# Exercise with Natural Language Processing

For todays exersice we will be doing two things.  The first is to build the same model with the same data that we did in the lecture, the second will be to build a new model with new data. 

## PART 1: 
- 20 Newsgroups Corpus
0. Inspect data
0. Clean and Process Text
0. Vectorize your text
0. Classify your text using Multinomial Naive Bayes
0. Classify your text using Random Forest. 
0. Eval your models.  
0. Classify a NEW PIECE of text.
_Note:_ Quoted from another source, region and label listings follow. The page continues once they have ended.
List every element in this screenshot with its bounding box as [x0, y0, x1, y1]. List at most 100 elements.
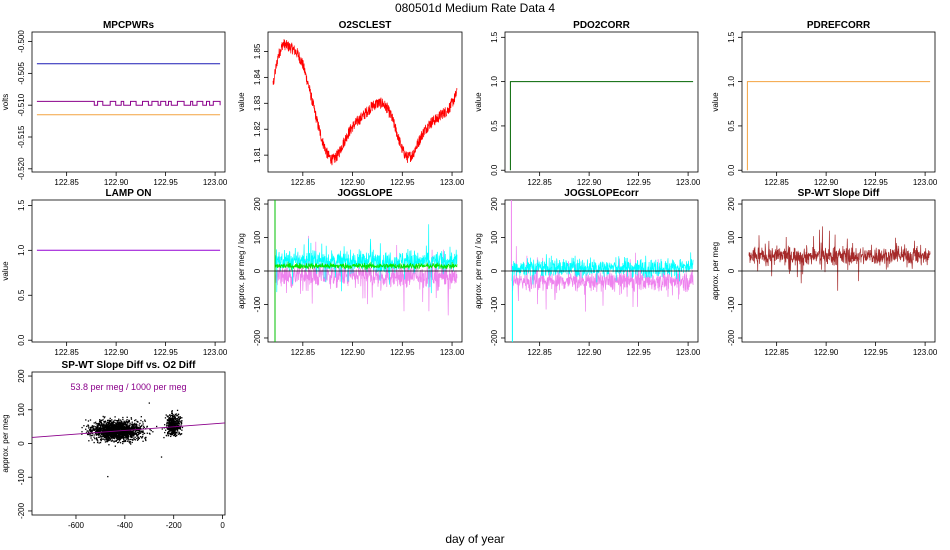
scatter-point	[111, 432, 113, 435]
scatter-point	[118, 438, 120, 441]
scatter-point	[93, 429, 95, 431]
scatter-point	[95, 427, 98, 430]
scatter-point	[95, 421, 97, 423]
series-line	[274, 224, 458, 294]
scatter-point	[171, 412, 173, 414]
panel-pdo2corr: PDO2CORR value 122.85 122.90 122.95 123.00 0.0…	[474, 20, 701, 187]
scatter-point	[104, 426, 106, 429]
scatter-point	[125, 431, 128, 433]
x-tick-label: 122.95	[153, 348, 178, 357]
x-tick-label: 122.95	[390, 178, 415, 187]
scatter-point	[117, 435, 119, 437]
scatter-point	[174, 418, 177, 420]
scatter-point	[148, 432, 151, 435]
series-line	[509, 81, 694, 171]
scatter-point	[167, 416, 169, 418]
scatter-point	[174, 413, 176, 416]
x-tick-label: -200	[166, 521, 183, 530]
scatter-point	[113, 432, 116, 434]
scatter-point	[89, 429, 92, 432]
scatter-point	[105, 437, 107, 439]
scatter-point	[127, 430, 130, 432]
scatter-point	[87, 433, 89, 435]
panel-pdrefcorr: PDREFCORR value 122.85 122.90 122.95 123.00 0.…	[711, 20, 938, 187]
scatter-point	[109, 423, 112, 426]
scatter-point	[116, 442, 119, 444]
scatter-point	[117, 426, 119, 429]
scatter-point	[131, 441, 133, 444]
x-tick-label: 122.90	[577, 348, 602, 357]
scatter-point	[110, 440, 113, 442]
scatter-point	[134, 436, 136, 438]
scatter-point	[114, 429, 117, 431]
scatter-point	[118, 418, 120, 420]
scatter-point	[95, 434, 97, 436]
scatter-point	[129, 428, 132, 431]
series-line	[511, 246, 694, 312]
scatter-point	[140, 419, 142, 422]
scatter-point	[138, 433, 140, 435]
scatter-point	[107, 436, 109, 438]
scatter-point	[105, 435, 108, 437]
scatter-point	[172, 431, 175, 433]
scatter-point	[133, 433, 136, 435]
scatter-point	[132, 427, 134, 430]
scatter-point	[95, 432, 97, 435]
scatter-point	[123, 422, 125, 424]
scatter-point	[103, 432, 106, 435]
scatter-point	[126, 425, 129, 427]
scatter-point	[118, 424, 121, 426]
scatter-point	[107, 430, 110, 432]
scatter-point	[140, 416, 142, 418]
scatter-point	[123, 430, 125, 433]
panel-mpcpwrs: MPCPWRs volts 122.85 122.90 122.95 123.00 -0.5…	[1, 20, 228, 187]
panel-title: LAMP ON	[106, 188, 152, 199]
scatter-point	[116, 439, 118, 441]
scatter-point	[91, 434, 93, 437]
x-tick-label: 122.85	[291, 178, 316, 187]
scatter-point	[167, 432, 169, 434]
scatter-point	[105, 432, 108, 434]
scatter-point	[89, 426, 92, 429]
scatter-point	[98, 434, 100, 437]
scatter-point	[164, 417, 167, 419]
scatter-point	[128, 424, 131, 427]
scatter-point	[142, 433, 144, 436]
scatter-point	[116, 426, 118, 428]
scatter-point	[115, 435, 117, 438]
scatter-point	[177, 418, 179, 420]
scatter-point	[107, 475, 109, 478]
scatter-point	[113, 428, 115, 430]
scatter-point	[120, 431, 122, 434]
scatter-point	[129, 435, 132, 437]
scatter-point	[101, 429, 103, 431]
scatter-point	[135, 429, 137, 432]
scatter-point	[122, 432, 124, 434]
scatter-point	[135, 432, 137, 434]
scatter-point	[146, 426, 148, 428]
scatter-point	[107, 439, 110, 441]
scatter-point	[114, 434, 116, 437]
scatter-point	[177, 428, 180, 430]
scatter-point	[176, 424, 178, 426]
scatter-point	[116, 425, 118, 427]
scatter-point	[120, 432, 122, 434]
scatter-point	[124, 431, 126, 433]
scatter-point	[169, 430, 172, 432]
scatter-point	[119, 422, 122, 425]
scatter-point	[89, 428, 92, 431]
x-tick-label: 122.95	[153, 178, 178, 187]
scatter-point	[179, 427, 181, 430]
scatter-point	[169, 427, 171, 430]
scatter-point	[117, 434, 119, 436]
scatter-point	[176, 428, 179, 430]
scatter-point	[142, 431, 144, 433]
scatter-point	[113, 437, 116, 440]
scatter-point	[120, 426, 123, 429]
scatter-point	[97, 440, 99, 442]
scatter-point	[97, 423, 99, 425]
scatter-point	[107, 422, 110, 425]
scatter-point	[120, 435, 122, 437]
plot-frame	[267, 31, 463, 173]
scatter-point	[104, 416, 106, 418]
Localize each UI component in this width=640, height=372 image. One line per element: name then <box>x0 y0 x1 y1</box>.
Any string you want to feed it. 


## PART 2:
- Republican vs Democrat Tweet Classifier
0.  This is self guided, can you get a f1 above 82%?  -its not easy.

```
Need to install nltk pip
```

In [None]:
# Import pandas for data handling
import pandas as pd

# NLTK is our Natural-Language-Took-Kit
import nltk
from nltk.corpus import stopwords
from nltk import word_tokenize
from nltk.stem import PorterStemmer
from nltk.stem import WordNetLemmatizer
from nltk.corpus import wordnet

# Libraries for helping us with strings
import string
# Regular Expression Library
import re

# Import our text vectorizers
from sklearn.feature_extraction.text import CountVectorizer
from sklearn.feature_extraction.text import TfidfVectorizer


# Import our classifiers
from sklearn.naive_bayes import MultinomialNB
from sklearn.ensemble import RandomForestClassifier


# Import some ML helper function
from sklearn.model_selection import train_test_split
from sklearn.metrics import confusion_matrix, ConfusionMatrixDisplay

# from sklearn.metrics import plot_confusion_matrix
from sklearn.metrics import classification_report

# Import our metrics to evaluate our model
from sklearn import metrics


# Library for plotting
import matplotlib.pyplot as plt
import seaborn as sns

# You may need to download these from nltk
nltk.download('stopwords')
nltk.download('punkt')
nltk.download('wordnet')
stopwords = stopwords.words('english')

## Load and display data.
1. Load the 20-newsgroups.csv data into a dataframe.
1. Print the shape
1. Inspect / remove nulls and duplicates
1. Find class balances, print out how many of each topic_category there are.

In [None]:
# 1. Load the 20-newsgroups.csv data into a dataframe.
# 2. Print the shape
df_newsgroups = pd.read_csv('data/20-newsgroups.csv')
print(df_newsgroups.shape)
df_newsgroups.head()


In [None]:
# 3. Inspect / remove nulls and duplicates
def inspect_dataframe(input_df):
   
    print('The Null Values:\n',input_df.isnull().sum())
    print('\n')
    print('The Duplicate Values:\n',input_df.duplicated().sum())
    print('\n')
    print('The Description:\n',input_df.describe())
    print('\n')
    print('Columns:')
    for col in input_df.columns:
        print(col)
    
    pass

inspect_dataframe(df_newsgroups)

In [None]:
# 4. Find class balances, print out how many of each topic_category there are.
df_newsgroups.topic_category.value_counts()

# Text Pre-Processing 
(aka Feature engineering)
1. Make a function that makes all text lowercase.
    * Do a sanity check by feeding in a test sentence into the function. 
    
    
2. Make a function that removes all punctuation. 
    * Do a sanity check by feeding in a test sentence into the function. 
    
0. EXTRA CREDIT:  
    0. Make a function that stemms all words. 
    0. Make a function that removes all stopwords.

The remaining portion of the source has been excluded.